Doğrulup köşeye çekildim.Dizlerimi karnıma çekip,kollarımı bacağıma doladım.Başımı boşluğa yerleştirip odayı incelemeye başladım.Aydınlık bir köşeye çekilmiş gibiydi.Alışmak hissisleşmek miydi?
Hüzünle dolan kalbim taşkınlıkla bana sırıtıyordu.Duvarların üstüne kazınmış lekeler ; kaç bedenin haps olduğu siyah alanda boşluğa bakıyordu.Rutubetle havaya kalkan duvar parçaları çürümüş bir elmayı andırıyordu sanki.Yaşanmışlıkları duvarlara gömüp belki de leşi kokacak kadar bekletilmişti.Kanı huzursuzlukla kokarken o yalnızlıkla boğuşuyordu.Acı her zerresine nüfus ederken unutulmuş mu hissediyordu?Neden düşmüştü bu lanet yere?İntikam yelpazesi olmuştu acılarını azıcıkta olsa rafa kaldırmaya.Ama dinmeyen bir şeyler vardı.Yalnızlık.

"Unutulmuş gibiyim ben.Ve insan bir bakıma unutulmuş gibidir.Bilmem ki nasıl anlatmalı?Yalnız bile değilim."

Ezberime kazınan mısralar dokunuyordu düşüncelerimin merkezine.Duvarlara yazılmış kim bilir kaçıncı nottu bu okuduğum?Acı gülümsemeyle yazılmış hissi kaplarken her yerimi,acıyla yeniden kavrulan düşüncelerimi susturdum.Susmalıydı çünkü.

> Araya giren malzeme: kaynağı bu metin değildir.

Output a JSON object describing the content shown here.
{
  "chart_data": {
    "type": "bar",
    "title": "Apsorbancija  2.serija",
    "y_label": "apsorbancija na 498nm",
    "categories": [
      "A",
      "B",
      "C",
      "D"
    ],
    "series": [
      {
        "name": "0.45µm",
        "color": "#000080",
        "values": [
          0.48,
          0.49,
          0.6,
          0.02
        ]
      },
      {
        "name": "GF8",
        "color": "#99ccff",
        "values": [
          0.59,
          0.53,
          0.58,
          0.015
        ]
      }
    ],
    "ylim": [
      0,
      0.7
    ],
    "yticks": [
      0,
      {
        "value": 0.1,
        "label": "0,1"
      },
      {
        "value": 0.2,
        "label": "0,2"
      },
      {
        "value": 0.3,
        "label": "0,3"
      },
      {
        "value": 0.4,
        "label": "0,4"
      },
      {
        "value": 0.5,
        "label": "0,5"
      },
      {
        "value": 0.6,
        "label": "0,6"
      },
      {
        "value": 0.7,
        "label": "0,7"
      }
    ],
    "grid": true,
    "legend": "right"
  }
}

Suçlu olan ben değildim.Burada olması gereken ben değildim.Ama hayat oynadığı akıl karıştırıcı oyunlarını sunmaya devam ediyordu.

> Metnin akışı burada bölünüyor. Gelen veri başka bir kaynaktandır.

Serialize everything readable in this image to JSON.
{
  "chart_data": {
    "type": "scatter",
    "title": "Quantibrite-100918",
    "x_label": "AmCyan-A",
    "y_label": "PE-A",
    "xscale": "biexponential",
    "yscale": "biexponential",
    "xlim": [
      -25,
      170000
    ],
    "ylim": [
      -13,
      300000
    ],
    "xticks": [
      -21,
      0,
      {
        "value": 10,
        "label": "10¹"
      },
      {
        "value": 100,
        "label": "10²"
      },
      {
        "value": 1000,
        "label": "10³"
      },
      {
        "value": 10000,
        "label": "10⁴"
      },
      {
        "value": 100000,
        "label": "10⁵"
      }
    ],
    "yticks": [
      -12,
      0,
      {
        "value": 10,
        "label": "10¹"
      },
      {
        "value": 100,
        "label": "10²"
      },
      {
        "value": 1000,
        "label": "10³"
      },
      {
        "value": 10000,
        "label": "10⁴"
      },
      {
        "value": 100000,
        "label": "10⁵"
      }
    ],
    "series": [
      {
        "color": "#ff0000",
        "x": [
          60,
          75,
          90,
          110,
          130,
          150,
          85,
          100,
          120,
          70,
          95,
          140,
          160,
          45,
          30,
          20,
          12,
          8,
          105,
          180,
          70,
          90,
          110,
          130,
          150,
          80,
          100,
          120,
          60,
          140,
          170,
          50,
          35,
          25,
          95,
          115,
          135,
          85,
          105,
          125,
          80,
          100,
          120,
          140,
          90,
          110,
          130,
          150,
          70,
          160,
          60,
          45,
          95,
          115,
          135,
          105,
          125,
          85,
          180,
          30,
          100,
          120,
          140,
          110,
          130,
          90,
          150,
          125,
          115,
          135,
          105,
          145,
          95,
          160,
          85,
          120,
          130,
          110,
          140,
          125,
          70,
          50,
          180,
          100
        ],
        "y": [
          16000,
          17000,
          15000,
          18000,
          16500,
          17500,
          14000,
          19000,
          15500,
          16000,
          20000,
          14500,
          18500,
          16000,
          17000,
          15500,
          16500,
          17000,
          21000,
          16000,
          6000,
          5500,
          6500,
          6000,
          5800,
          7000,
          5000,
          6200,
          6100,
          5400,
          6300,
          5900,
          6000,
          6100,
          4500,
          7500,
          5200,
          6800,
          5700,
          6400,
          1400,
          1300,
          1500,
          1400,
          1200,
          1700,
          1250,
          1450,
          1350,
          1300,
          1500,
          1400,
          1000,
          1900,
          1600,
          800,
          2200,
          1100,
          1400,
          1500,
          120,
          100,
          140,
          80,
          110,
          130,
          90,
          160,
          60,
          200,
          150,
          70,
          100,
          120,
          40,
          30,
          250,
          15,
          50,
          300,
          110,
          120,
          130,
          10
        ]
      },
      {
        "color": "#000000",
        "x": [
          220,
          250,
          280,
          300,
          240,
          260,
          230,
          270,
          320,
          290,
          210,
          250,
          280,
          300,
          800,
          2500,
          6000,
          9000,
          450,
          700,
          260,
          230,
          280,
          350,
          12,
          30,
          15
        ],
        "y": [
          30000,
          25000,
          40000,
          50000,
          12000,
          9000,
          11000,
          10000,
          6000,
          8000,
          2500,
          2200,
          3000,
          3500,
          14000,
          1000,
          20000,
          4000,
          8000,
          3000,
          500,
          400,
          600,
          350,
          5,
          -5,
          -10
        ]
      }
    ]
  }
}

Nefesim küçücük odanın oksijenini tüketmekten korkuyormuş gibi iç geçirdi.Kafamı hemen yan tarafa çevirdim.Sim siyah duvar bana ağlayarak bakıyordu.Dışarıda hafifce atıştıran yağmur damlaları bu eski binanın dayabileceği türden değildi.Kayıtsız kalamamış,emmişti tüm Ankara suyunu.Bardaktan boşalır gibi akmasada ürkütücü fırtınaya ayak uyduruyordu bulutun çocuğu.

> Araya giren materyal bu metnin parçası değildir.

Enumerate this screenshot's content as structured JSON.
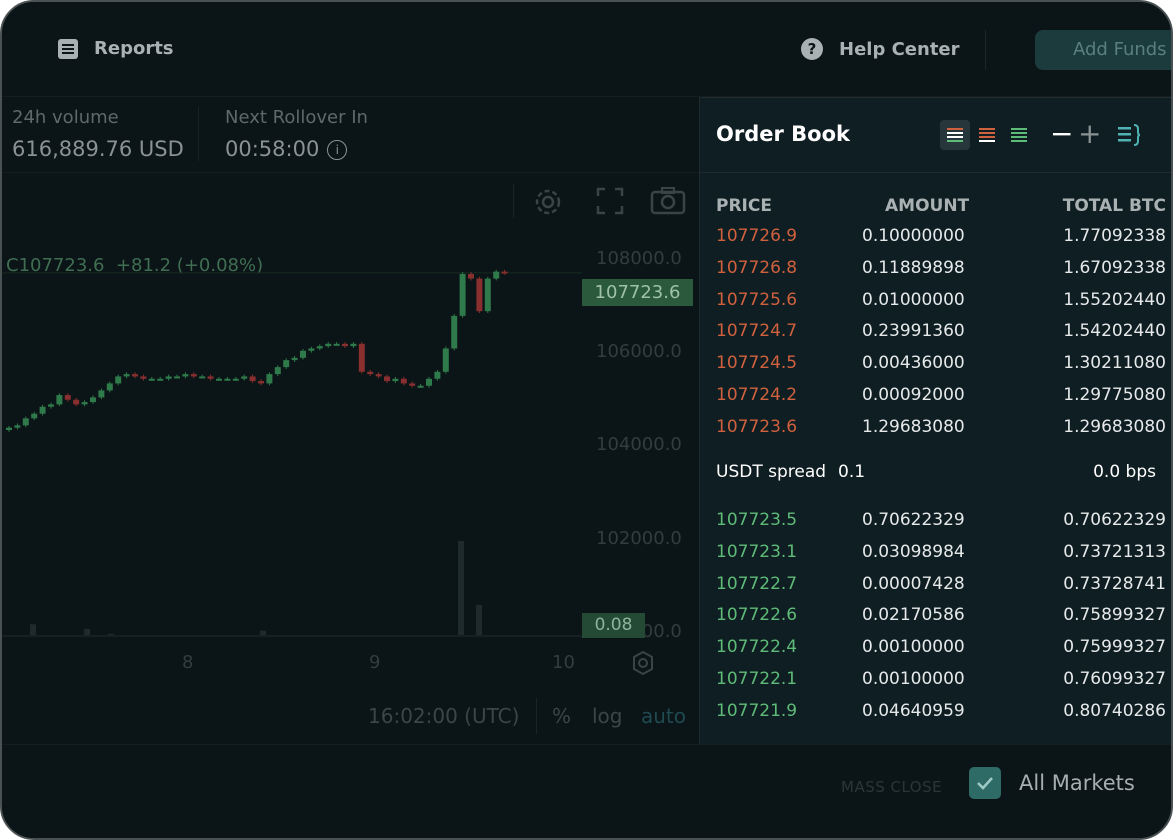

Daha önce bir kaç kere geldiğim karakola yatıya kalacağım aklımın ucundan bile geçmezdi.Belki bir hırsızlık belki de tacize uğradığım için şikayete geldiğim bu can sıkıcı ortam gerilmeme yetiyordu.Göz ucuyla da olsa mahkumların kaldığı yeri tarıyordu gözlerim.Onlara nasıl bakıldığını,günleri dört duvarla kapalı alanda nasıl geçtiğini merak ediyordum.Televizyonlarda günün haberi olarak medyayı dolduran;cinayet,hırsızlık,tecavüz :meraklı gözlerin aradığı iste buydu.Bunları yapanların hangi vicdansız insan olduğuydu.Çoğu kez gazetelerin üçüncü sayfasında resmediler haber küpü bu değil miydi?Ve çoğu kez bunu yapanlara küfür etmemiş miydim?Şimdi ise bana edilen onca küfür neden ağrıma gidiyordu?Onurlu bir katil olur muydu?